Robinson: I think there is some attraction particularly if some of the crop budgets that I've seen from various sources, primarily extension service sources, are accurate there is, there's some profitability and some margin to be had, particularly in that 2011 futures contract, which I think is around $4.10. I can tell you since we last visited 2010 corn futures have declined about 30 cents a bushel while that 2011 futures contract has come down a dime. So, you see what I'm sensing there, those carrying charge spreads. There are some aggressive type hedgers that have tried to hedge some of the 2011 crop in 2010 futures. To this point that has worked marvelously well. And I think it will likely continue so that's one strategy that they might consider. The other is I think if you have a crop budget you're comfortable with and there is in fact a margin, a respectable return on acre in the 2011 corn production I would advise doing upwards of 20% of your intended crop. I think it's a good hedge.

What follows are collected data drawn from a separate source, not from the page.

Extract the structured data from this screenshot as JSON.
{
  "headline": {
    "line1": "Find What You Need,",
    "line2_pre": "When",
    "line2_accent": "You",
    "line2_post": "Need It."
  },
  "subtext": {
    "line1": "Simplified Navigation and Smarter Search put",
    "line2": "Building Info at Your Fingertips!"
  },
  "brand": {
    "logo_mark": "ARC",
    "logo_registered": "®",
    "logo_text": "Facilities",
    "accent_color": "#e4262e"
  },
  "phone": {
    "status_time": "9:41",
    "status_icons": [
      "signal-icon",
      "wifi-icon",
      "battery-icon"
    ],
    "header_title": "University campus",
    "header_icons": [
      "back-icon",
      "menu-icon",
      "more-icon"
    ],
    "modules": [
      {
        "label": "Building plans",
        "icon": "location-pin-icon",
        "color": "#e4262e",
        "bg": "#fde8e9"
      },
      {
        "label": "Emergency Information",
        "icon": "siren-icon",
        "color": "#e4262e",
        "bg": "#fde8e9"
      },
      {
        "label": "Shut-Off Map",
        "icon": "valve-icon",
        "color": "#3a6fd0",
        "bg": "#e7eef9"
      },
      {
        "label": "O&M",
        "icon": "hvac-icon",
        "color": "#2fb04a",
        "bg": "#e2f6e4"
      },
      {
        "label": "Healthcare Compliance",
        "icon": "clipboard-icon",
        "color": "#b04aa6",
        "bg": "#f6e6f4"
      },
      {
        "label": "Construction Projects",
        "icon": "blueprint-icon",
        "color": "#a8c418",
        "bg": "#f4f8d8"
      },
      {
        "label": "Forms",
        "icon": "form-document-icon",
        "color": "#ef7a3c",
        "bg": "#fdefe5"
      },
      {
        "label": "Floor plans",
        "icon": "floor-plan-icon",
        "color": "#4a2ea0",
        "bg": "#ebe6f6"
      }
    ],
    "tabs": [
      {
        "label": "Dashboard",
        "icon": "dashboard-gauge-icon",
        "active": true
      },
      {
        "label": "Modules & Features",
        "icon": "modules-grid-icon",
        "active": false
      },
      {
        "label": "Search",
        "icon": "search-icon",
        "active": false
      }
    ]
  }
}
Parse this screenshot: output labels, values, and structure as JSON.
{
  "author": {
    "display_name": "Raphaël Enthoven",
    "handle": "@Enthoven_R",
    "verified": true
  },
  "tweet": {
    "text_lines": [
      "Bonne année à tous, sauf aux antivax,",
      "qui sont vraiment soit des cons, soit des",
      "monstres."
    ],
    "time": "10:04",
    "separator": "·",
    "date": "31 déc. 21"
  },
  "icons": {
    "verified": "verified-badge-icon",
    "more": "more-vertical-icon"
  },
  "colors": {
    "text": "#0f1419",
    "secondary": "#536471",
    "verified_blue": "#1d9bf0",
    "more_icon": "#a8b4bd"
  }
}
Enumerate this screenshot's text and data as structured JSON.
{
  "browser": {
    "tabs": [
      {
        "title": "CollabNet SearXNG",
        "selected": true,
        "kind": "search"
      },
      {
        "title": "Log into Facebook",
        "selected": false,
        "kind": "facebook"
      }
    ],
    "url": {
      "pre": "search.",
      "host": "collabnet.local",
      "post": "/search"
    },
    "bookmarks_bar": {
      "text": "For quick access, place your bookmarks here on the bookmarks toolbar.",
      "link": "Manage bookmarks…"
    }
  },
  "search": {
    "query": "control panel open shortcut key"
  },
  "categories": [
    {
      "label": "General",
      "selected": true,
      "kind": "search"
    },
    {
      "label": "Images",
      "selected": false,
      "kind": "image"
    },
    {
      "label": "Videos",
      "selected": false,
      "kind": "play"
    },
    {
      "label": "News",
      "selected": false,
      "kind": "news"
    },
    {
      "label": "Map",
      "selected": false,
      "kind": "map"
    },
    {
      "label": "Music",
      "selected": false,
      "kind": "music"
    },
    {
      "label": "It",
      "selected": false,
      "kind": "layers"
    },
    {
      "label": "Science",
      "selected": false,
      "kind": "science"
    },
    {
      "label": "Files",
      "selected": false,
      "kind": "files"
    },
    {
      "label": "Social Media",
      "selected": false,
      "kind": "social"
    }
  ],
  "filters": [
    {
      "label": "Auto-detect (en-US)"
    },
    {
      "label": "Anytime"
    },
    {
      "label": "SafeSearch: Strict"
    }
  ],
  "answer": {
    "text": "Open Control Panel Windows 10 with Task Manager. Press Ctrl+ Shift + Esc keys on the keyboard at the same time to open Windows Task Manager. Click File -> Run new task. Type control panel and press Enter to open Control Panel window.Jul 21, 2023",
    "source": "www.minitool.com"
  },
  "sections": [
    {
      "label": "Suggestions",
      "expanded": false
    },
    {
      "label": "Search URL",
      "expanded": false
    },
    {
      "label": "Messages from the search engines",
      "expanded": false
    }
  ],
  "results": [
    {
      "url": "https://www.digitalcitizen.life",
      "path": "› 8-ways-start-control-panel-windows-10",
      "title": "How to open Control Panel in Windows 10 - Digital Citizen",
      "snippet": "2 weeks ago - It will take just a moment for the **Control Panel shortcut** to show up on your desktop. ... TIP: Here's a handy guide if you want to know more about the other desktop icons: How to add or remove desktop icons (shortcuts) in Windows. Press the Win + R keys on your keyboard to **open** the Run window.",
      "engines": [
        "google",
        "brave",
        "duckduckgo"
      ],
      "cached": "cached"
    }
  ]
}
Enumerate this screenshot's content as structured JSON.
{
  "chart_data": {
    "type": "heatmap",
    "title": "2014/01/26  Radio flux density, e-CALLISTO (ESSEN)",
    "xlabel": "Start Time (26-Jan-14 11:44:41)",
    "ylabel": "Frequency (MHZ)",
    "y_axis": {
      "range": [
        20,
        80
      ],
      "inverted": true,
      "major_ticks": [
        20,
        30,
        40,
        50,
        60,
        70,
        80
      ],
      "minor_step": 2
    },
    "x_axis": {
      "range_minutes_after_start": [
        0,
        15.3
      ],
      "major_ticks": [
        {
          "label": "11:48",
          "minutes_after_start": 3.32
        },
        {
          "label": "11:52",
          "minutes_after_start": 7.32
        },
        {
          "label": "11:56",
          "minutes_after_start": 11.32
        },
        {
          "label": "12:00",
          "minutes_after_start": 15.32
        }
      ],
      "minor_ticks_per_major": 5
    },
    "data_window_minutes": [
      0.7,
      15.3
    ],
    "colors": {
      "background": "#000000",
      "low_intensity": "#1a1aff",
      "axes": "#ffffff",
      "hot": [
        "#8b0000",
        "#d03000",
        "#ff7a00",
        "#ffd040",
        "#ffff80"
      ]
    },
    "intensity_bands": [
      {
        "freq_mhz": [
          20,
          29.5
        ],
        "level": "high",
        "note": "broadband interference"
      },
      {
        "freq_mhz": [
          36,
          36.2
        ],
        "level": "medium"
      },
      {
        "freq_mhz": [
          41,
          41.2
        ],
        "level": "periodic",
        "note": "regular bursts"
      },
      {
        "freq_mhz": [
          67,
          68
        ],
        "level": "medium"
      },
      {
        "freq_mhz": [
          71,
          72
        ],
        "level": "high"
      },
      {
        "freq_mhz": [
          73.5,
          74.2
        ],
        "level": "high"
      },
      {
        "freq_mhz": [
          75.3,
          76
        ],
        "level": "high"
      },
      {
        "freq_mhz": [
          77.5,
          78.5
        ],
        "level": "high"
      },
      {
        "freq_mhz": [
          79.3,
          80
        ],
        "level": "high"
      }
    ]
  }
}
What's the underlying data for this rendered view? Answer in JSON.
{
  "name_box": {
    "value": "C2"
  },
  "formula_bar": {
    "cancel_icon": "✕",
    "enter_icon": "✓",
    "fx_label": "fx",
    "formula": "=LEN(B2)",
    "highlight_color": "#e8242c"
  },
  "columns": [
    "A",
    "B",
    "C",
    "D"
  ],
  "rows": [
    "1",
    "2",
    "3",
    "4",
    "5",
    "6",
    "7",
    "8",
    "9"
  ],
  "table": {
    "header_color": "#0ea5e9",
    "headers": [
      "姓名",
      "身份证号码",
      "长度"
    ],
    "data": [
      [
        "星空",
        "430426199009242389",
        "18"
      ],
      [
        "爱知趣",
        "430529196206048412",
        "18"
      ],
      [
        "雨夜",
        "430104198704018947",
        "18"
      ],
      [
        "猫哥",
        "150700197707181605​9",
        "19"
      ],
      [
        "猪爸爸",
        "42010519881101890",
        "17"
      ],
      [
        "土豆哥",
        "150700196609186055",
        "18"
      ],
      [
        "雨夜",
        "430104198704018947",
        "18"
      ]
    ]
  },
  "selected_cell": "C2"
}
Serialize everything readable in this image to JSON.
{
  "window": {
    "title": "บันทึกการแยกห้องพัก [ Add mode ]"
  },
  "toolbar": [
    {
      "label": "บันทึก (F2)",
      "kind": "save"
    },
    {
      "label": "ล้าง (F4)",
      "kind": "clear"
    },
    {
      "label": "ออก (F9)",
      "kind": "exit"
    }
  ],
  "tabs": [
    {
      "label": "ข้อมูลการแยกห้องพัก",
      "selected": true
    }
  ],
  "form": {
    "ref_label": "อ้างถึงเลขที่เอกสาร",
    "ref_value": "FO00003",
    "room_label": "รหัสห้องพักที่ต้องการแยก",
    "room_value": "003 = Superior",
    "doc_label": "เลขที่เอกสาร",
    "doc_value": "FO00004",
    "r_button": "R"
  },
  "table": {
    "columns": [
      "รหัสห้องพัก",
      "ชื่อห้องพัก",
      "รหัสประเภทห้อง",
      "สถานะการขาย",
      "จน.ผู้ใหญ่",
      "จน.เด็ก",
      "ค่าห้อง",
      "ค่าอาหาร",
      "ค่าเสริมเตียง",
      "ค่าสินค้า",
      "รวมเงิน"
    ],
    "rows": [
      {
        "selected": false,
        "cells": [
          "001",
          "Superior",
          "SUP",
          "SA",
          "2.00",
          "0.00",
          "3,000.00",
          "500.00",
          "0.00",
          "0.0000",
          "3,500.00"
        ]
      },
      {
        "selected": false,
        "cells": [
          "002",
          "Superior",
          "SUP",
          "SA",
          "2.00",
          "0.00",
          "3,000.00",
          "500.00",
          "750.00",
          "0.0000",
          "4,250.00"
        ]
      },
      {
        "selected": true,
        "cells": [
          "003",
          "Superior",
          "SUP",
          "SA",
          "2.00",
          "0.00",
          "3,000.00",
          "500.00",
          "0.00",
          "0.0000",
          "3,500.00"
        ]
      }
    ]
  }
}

Robinson: If I were going to be aggressive I'd probably be more aggressive there. Here again the inverse old crop versus new -- if this supply scenario unfolds like we have discussed here the last several weeks, that is big supply, plenty of supply growing inventories, those inverses are going to melt away and clearly that would mean then the closer contracts will be weaker than those far deferred ones. So, there is a hedging opportunity there for the very aggressive, very well versed hedger, that is to say hedging 2011 production in 2010 contracts with the intent of seeing those carries widen and when you approach maturation of the contract to 2010 contract you simply roll it forward to 2011.
Pearson: All right. Virgil, as usual, some great insights. We appreciate it. Virgil Robinson with us on Market to Market this week and, of course, joining us right here on the desk of Market Plus. Thanks for joining us here at our Market to Market Web site. From all of us here on Market to Market, I'm Mark Pearson. Have a great one.